The climatological average would like the thermal zero around the 3500 m also in summer on the Alps
(Sustainabilityenvironment.com) – In the summer that breaks dozens of records of heat in Europe has just collapsed another record. On July 25, the Payerne radio probe recorded the temperature zero at an altitude of 5184 meters above sea level. The highest isotherm of zero degrees was up to yesterday, on 20 July 1995, when it had reached 5117 meters. These are also the only two times, since the measurements with the probe balloons exist, that the thermal zero is reported at over 5000 meters.
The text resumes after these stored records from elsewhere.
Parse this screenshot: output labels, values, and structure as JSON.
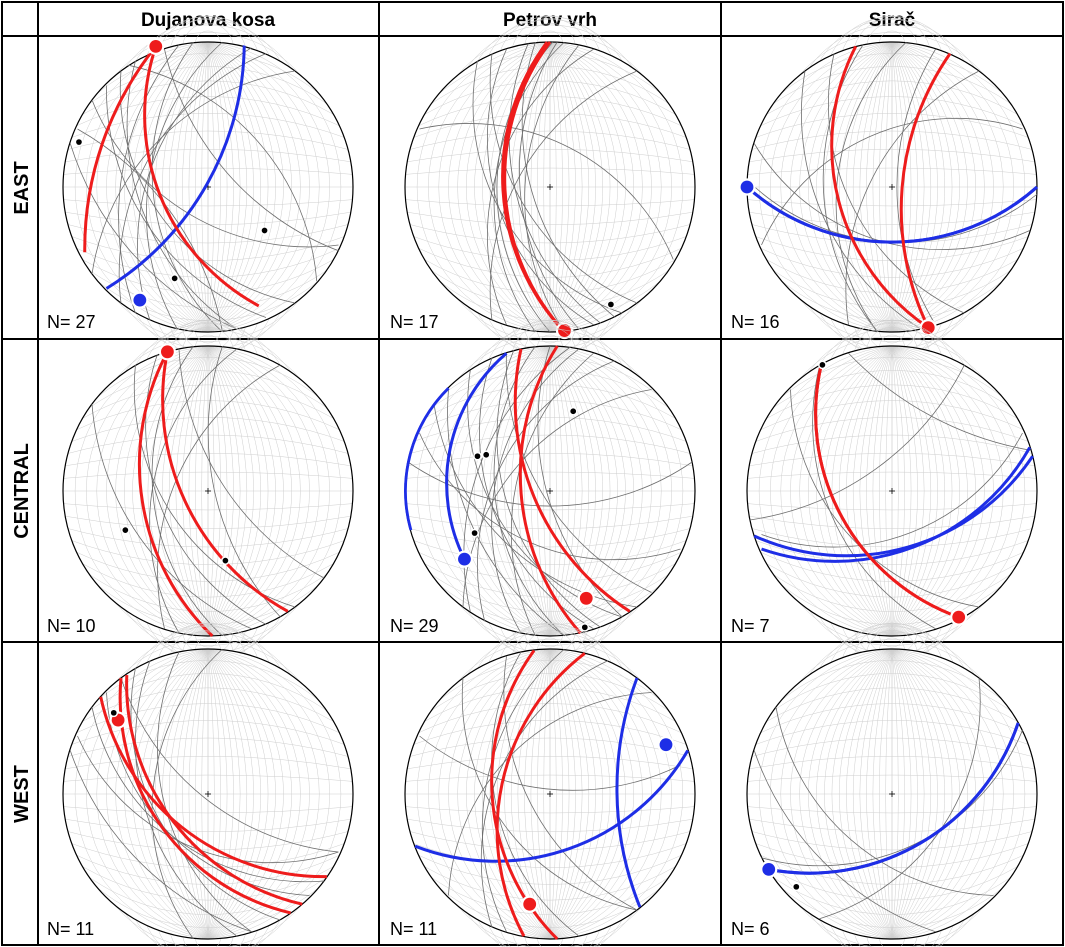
{
  "figure": {
    "columns": [
      "Dujanova kosa",
      "Petrov vrh",
      "Sirač"
    ],
    "rows": [
      "EAST",
      "CENTRAL",
      "WEST"
    ],
    "colors": {
      "red": "#ee1c1c",
      "blue": "#1e2ee6",
      "grey": "#6e6e6e",
      "grid": "#cfcfcf",
      "dot": "#000000"
    },
    "panels": [
      {
        "id": "east-dujanova-kosa",
        "n_label": "N= 27",
        "red": [
          [
            -0.36,
            0.97,
            0.35,
            -0.82
          ],
          [
            -0.36,
            0.97,
            -0.85,
            -0.45
          ]
        ],
        "blue": [
          [
            0.25,
            0.99,
            -0.7,
            -0.7,
            -0.42,
            0.31
          ],
          [
            -0.41,
            -0.93,
            0.39,
            0.38,
            -0.41,
            -0.93
          ]
        ],
        "grey": [
          [
            0.1,
            1,
            -0.2,
            -1
          ],
          [
            0.3,
            0.96,
            -0.4,
            -0.92
          ],
          [
            -0.1,
            1,
            0.1,
            -1
          ],
          [
            -0.8,
            0.6,
            0.9,
            -0.4
          ],
          [
            -0.6,
            0.8,
            0.6,
            -0.8
          ],
          [
            -0.2,
            0.98,
            -0.5,
            -0.87
          ],
          [
            0.6,
            0.8,
            -0.8,
            -0.6
          ],
          [
            0.4,
            0.92,
            -0.6,
            -0.8
          ],
          [
            -0.5,
            0.87,
            0.2,
            -0.98
          ],
          [
            0.1,
            -1,
            -0.9,
            0.4
          ],
          [
            -0.7,
            0.7,
            0.4,
            -0.9
          ],
          [
            0.75,
            -0.65,
            -0.55,
            0.84
          ],
          [
            -0.3,
            0.95,
            0.9,
            -0.44
          ],
          [
            -0.95,
            0.3,
            0.2,
            -0.98
          ]
        ],
        "red_points": [
          [
            -0.36,
            0.97
          ]
        ],
        "blue_points": [
          [
            -0.47,
            -0.78
          ]
        ],
        "dots": [
          [
            -0.89,
            0.31
          ],
          [
            0.39,
            -0.3
          ],
          [
            -0.23,
            -0.63
          ]
        ]
      },
      {
        "id": "east-petrov-vrh",
        "n_label": "N= 17",
        "red": [
          [
            -0.02,
            1,
            0.1,
            -1
          ],
          [
            0,
            1,
            0.1,
            -1
          ]
        ],
        "blue": [],
        "grey": [
          [
            0.02,
            1,
            0,
            -1
          ],
          [
            -0.3,
            0.95,
            0.3,
            -0.95
          ],
          [
            0.1,
            1,
            -0.1,
            -1
          ],
          [
            -0.15,
            0.99,
            0.35,
            -0.94
          ],
          [
            0.05,
            1,
            0.2,
            -0.98
          ],
          [
            -0.5,
            0.87,
            0.5,
            -0.87
          ],
          [
            0.3,
            0.95,
            -0.3,
            -0.95
          ],
          [
            0.6,
            0.8,
            -0.4,
            -0.92
          ],
          [
            -0.1,
            1,
            0.45,
            -0.9
          ],
          [
            0.85,
            -0.5,
            -0.9,
            0.4
          ],
          [
            0.2,
            0.98,
            0.1,
            -1
          ],
          [
            -0.4,
            0.92,
            0.6,
            -0.8
          ]
        ],
        "red_points": [
          [
            0.1,
            -0.99
          ]
        ],
        "blue_points": [],
        "dots": [
          [
            0.42,
            -0.81
          ]
        ]
      },
      {
        "id": "east-sirac",
        "n_label": "N= 16",
        "red": [
          [
            -0.25,
            0.97,
            0.25,
            -0.97
          ],
          [
            0.4,
            0.92,
            0.25,
            -0.97
          ]
        ],
        "blue": [
          [
            -1,
            0,
            1,
            0
          ],
          [
            -1,
            0,
            1,
            0
          ]
        ],
        "grey": [
          [
            -1,
            0,
            1,
            0
          ],
          [
            -1,
            0.05,
            1,
            -0.05
          ],
          [
            0.1,
            1,
            -0.1,
            -1
          ],
          [
            -0.4,
            0.92,
            0.5,
            -0.87
          ],
          [
            0.6,
            0.8,
            -0.3,
            -0.95
          ],
          [
            -0.6,
            0.8,
            0.2,
            -0.98
          ],
          [
            0.9,
            0.4,
            -0.9,
            -0.4
          ],
          [
            -0.95,
            0.3,
            0.95,
            -0.3
          ],
          [
            0.3,
            0.95,
            0.3,
            -0.95
          ],
          [
            -0.2,
            0.98,
            -0.1,
            -1
          ]
        ],
        "red_points": [
          [
            0.25,
            -0.97
          ]
        ],
        "blue_points": [
          [
            -1,
            0
          ]
        ],
        "dots": []
      },
      {
        "id": "central-dujanova-kosa",
        "n_label": "N= 10",
        "red": [
          [
            -0.28,
            0.96,
            0.55,
            -0.83
          ],
          [
            -0.28,
            0.96,
            0.03,
            -1
          ]
        ],
        "blue": [],
        "grey": [
          [
            -0.1,
            1,
            0.1,
            -1
          ],
          [
            -0.35,
            0.94,
            0.4,
            -0.92
          ],
          [
            0.2,
            0.98,
            -0.2,
            -0.98
          ],
          [
            -0.5,
            0.87,
            0.6,
            -0.8
          ],
          [
            0.1,
            1,
            0.5,
            -0.87
          ],
          [
            -0.8,
            0.6,
            0.3,
            -0.95
          ],
          [
            0.5,
            0.87,
            -0.3,
            -0.95
          ],
          [
            -0.2,
            0.98,
            0.8,
            -0.6
          ]
        ],
        "red_points": [
          [
            -0.28,
            0.96
          ]
        ],
        "blue_points": [],
        "dots": [
          [
            -0.57,
            -0.27
          ],
          [
            0.12,
            -0.48
          ]
        ]
      },
      {
        "id": "central-petrov-vrh",
        "n_label": "N= 29",
        "red": [
          [
            -0.2,
            0.98,
            0.55,
            -0.83
          ],
          [
            0.05,
            1,
            0.21,
            -0.98
          ]
        ],
        "blue": [
          [
            -0.7,
            0.71,
            -0.96,
            -0.27,
            0.98,
            -0.17
          ],
          [
            -0.3,
            0.95,
            -0.59,
            -0.47,
            -0.08,
            -0.99
          ]
        ],
        "grey": [
          [
            -0.1,
            1,
            0.1,
            -1
          ],
          [
            -0.4,
            0.92,
            0.3,
            -0.95
          ],
          [
            0.2,
            0.98,
            -0.2,
            -0.98
          ],
          [
            -0.55,
            0.83,
            0.5,
            -0.87
          ],
          [
            0,
            1,
            0.5,
            -0.87
          ],
          [
            -0.7,
            0.7,
            0.1,
            -1
          ],
          [
            0.45,
            0.9,
            -0.45,
            -0.9
          ],
          [
            -0.3,
            0.95,
            0.7,
            -0.7
          ],
          [
            -0.9,
            0.4,
            0.9,
            -0.4
          ],
          [
            0.7,
            0.7,
            -0.6,
            -0.8
          ],
          [
            -0.8,
            0.6,
            0.6,
            -0.8
          ],
          [
            0.15,
            1,
            -0.55,
            -0.83
          ],
          [
            -0.98,
            0.2,
            0.98,
            0.2
          ],
          [
            -0.25,
            0.97,
            0.35,
            -0.94
          ],
          [
            0.3,
            0.95,
            -0.1,
            -1
          ]
        ],
        "red_points": [
          [
            0.25,
            -0.74
          ]
        ],
        "blue_points": [
          [
            -0.59,
            -0.47
          ]
        ],
        "dots": [
          [
            0.16,
            0.55
          ],
          [
            -0.44,
            0.25
          ],
          [
            -0.5,
            0.24
          ],
          [
            -0.52,
            -0.29
          ],
          [
            0.24,
            -0.94
          ]
        ]
      },
      {
        "id": "central-sirac",
        "n_label": "N= 7",
        "red": [
          [
            -0.49,
            0.86,
            0.46,
            -0.87
          ],
          [
            -0.49,
            0.86,
            0.46,
            -0.87
          ]
        ],
        "blue": [
          [
            -0.95,
            -0.31,
            0.97,
            0.24
          ],
          [
            -0.9,
            -0.4,
            0.95,
            0.3
          ]
        ],
        "grey": [
          [
            -0.7,
            0.7,
            0.6,
            -0.8
          ],
          [
            -0.9,
            -0.3,
            0.9,
            0.4
          ],
          [
            -0.3,
            0.95,
            0.96,
            0.28
          ],
          [
            -0.98,
            -0.2,
            0.5,
            0.87
          ],
          [
            -0.5,
            0.86,
            0.3,
            -0.95
          ]
        ],
        "red_points": [
          [
            0.46,
            -0.87
          ]
        ],
        "blue_points": [],
        "dots": [
          [
            -0.48,
            0.87
          ]
        ]
      },
      {
        "id": "west-dujanova-kosa",
        "n_label": "N= 11",
        "red": [
          [
            -0.56,
            0.82,
            0.65,
            -0.76
          ],
          [
            -0.74,
            0.67,
            0.82,
            -0.57
          ],
          [
            -0.6,
            0.8,
            0.57,
            -0.82
          ]
        ],
        "blue": [],
        "grey": [
          [
            -0.8,
            0.6,
            0.8,
            -0.6
          ],
          [
            -0.7,
            0.7,
            0.7,
            -0.7
          ],
          [
            -0.9,
            0.4,
            0.9,
            -0.4
          ],
          [
            -0.5,
            0.87,
            0.5,
            -0.87
          ],
          [
            -0.2,
            0.98,
            0.3,
            -0.95
          ],
          [
            -0.95,
            0.3,
            0.3,
            -0.95
          ],
          [
            0.1,
            1,
            -0.1,
            -1
          ],
          [
            -0.6,
            0.8,
            0.9,
            -0.4
          ],
          [
            -0.4,
            0.92,
            0.2,
            -0.98
          ]
        ],
        "red_points": [
          [
            -0.62,
            0.51
          ]
        ],
        "blue_points": [],
        "dots": [
          [
            -0.65,
            0.56
          ]
        ]
      },
      {
        "id": "west-petrov-vrh",
        "n_label": "N= 11",
        "red": [
          [
            -0.11,
            0.99,
            0.05,
            -1
          ],
          [
            0.24,
            0.97,
            -0.18,
            -0.98
          ]
        ],
        "blue": [
          [
            -0.93,
            -0.36,
            0.95,
            0.3
          ],
          [
            0.6,
            0.8,
            0.62,
            -0.78
          ]
        ],
        "grey": [
          [
            -0.2,
            0.98,
            0.2,
            -0.98
          ],
          [
            0.4,
            0.92,
            -0.4,
            -0.92
          ],
          [
            -0.9,
            0.4,
            0.9,
            0.2
          ],
          [
            -0.6,
            0.8,
            0.6,
            -0.8
          ],
          [
            0.1,
            1,
            -0.3,
            -0.95
          ],
          [
            -0.3,
            0.95,
            0.6,
            -0.8
          ],
          [
            0.7,
            0.7,
            -0.7,
            -0.7
          ]
        ],
        "red_points": [
          [
            -0.14,
            -0.76
          ]
        ],
        "blue_points": [
          [
            0.8,
            0.34
          ]
        ],
        "dots": []
      },
      {
        "id": "west-sirac",
        "n_label": "N= 6",
        "red": [],
        "blue": [
          [
            -0.85,
            -0.52,
            0.87,
            0.49
          ],
          [
            -0.85,
            -0.52,
            0.87,
            0.49
          ]
        ],
        "grey": [
          [
            -0.8,
            0.6,
            0.7,
            -0.7
          ],
          [
            -0.9,
            -0.44,
            0.9,
            0.44
          ],
          [
            -0.5,
            -0.86,
            0.6,
            0.8
          ],
          [
            -0.95,
            0.3,
            0.3,
            -0.95
          ]
        ],
        "red_points": [],
        "blue_points": [
          [
            -0.85,
            -0.52
          ]
        ],
        "dots": [
          [
            -0.66,
            -0.64
          ]
        ]
      }
    ]
  }
}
Twice a day, from the village of Payerne in the Swiss Alps, the Swiss meteorological service launches a radio probe into the atmosphere to measure temperature, humidity, pressure, speed and wind direction. Between the measured values there is also the thermal zero, that is the maximum altitude at which the temperature of 0 is detected (due to the phenomenon of thermal inversion, sometimes more thermal zeros can be given at different altitudes).
Why is the share of the zero thermal important?
The thermal zero is a fundamental parameter to determine the health of the snowpack and glaciers. The higher the zero isotherms is (and remains for a long time), the faster the snow in the mountains melts and the glaciers melt.
This year, due to the frequent, early and very intense heat waves, the share of this isotherm is almost stably at levels higher than the climatological average of the period from late May to early June. The anomaly has reached, in some periods, 1000 meters.
Usually, that is, according to the average of the last 30 years, even in the summer the 0°C in the Alps fluctuates around 3500 meters. Above the ice and snow are generally preserved. The trend, however, is clear. In the last 5 years it has happened with great frequency that the thermal zero in summer was pushed to altitudes over the 4000 meters and remained there for long periods, the fact that at least until 2010 it was all in all rare and, if it happened, it lasted for a few days thus limiting the effects on ice and snow.
One of the consequences of this weather event, this year, is the very early disappearance of the snowpack in the mountains. To the scarcity of rainfall during the winter was added the high temperature at high altitude. At the top of Mount Sonnblick in Austria, one of the longest and most reliable time series in the Alpine region on 3 July signalled the almost complete melting of the snowpack. A figure that illustrates very well how the summer of 2022 is exceptional: there the snow had never melted before August 13 (it happened in 1963 and in very hot 2003). This phenomenon is also one of the main factors behind the partial detachment of the Marmolada glacier.